Abstract

A brief but intense heat wave on 9 June 1979 caused catastrophic chick mortality in a population of Western Gulls on Santa Barbara Island, California, USA. Mortality ranged from 0 to 90%o in different areas of the colony. Mortality was not a function of the amount of vegetation cover available to chicks, nor did chick age or size affect the probability of mortality during the heat wave. In the absence of a heat wave, chick mortality due to heat stress is rare in this population. Microclimate analysis in 1980 showed that the area of high chick heat stress mortality in 1979 was characterized by higher ground and air temperatures and lower wind velocities than the area of low mortality. Taxidermic thin metal chick models had a higher integrated thermal load, or operative environmental temperature, in the area of previous high mortality. The persistent nesting by gulls in areas of high potential chick mortality cannot be explained by habitat shortage or by the competitive inferiority of those birds.

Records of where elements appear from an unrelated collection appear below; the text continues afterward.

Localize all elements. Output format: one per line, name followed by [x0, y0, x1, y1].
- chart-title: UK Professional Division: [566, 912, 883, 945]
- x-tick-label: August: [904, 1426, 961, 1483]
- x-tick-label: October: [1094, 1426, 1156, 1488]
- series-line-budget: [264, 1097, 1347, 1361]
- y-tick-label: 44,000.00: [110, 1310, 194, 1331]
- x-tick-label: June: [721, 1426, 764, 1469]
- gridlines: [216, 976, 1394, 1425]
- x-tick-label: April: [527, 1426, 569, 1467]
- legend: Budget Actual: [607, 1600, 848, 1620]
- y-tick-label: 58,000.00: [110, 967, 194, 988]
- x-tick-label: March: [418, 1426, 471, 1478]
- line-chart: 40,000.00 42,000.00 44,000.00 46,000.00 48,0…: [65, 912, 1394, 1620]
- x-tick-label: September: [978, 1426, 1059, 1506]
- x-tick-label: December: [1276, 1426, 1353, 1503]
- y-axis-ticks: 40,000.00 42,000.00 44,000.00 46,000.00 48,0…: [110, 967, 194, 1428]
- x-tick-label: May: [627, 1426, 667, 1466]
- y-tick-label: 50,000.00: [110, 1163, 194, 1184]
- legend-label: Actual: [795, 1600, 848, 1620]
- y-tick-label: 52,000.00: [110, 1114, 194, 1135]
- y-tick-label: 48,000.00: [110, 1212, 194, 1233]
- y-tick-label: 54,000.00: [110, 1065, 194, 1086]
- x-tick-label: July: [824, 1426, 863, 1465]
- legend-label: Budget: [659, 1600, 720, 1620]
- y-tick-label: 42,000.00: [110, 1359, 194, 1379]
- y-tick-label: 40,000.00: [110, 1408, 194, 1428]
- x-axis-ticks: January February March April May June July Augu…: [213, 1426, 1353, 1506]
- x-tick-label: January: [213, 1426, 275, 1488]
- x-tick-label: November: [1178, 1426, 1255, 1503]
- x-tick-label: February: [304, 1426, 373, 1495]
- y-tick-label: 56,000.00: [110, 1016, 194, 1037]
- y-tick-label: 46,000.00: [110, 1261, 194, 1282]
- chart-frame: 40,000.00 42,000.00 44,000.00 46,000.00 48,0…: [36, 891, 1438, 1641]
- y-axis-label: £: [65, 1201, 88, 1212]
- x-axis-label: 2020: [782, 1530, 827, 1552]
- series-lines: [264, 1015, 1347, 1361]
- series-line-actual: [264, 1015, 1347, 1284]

Enhanced access to food resources may explain the persistence of one area, but not of several others. Analysis of long-term weather records for the southern Channel Islands region showed that heat waves during the breeding season are rare: of nine possible heat waves in 62 yr of data, five have occurred since 1973. The present nesting distribution of gulls on the island has probably not evolved in a regime of frequent heat waves, but rather in response to a long period of highly equable climatic conditions.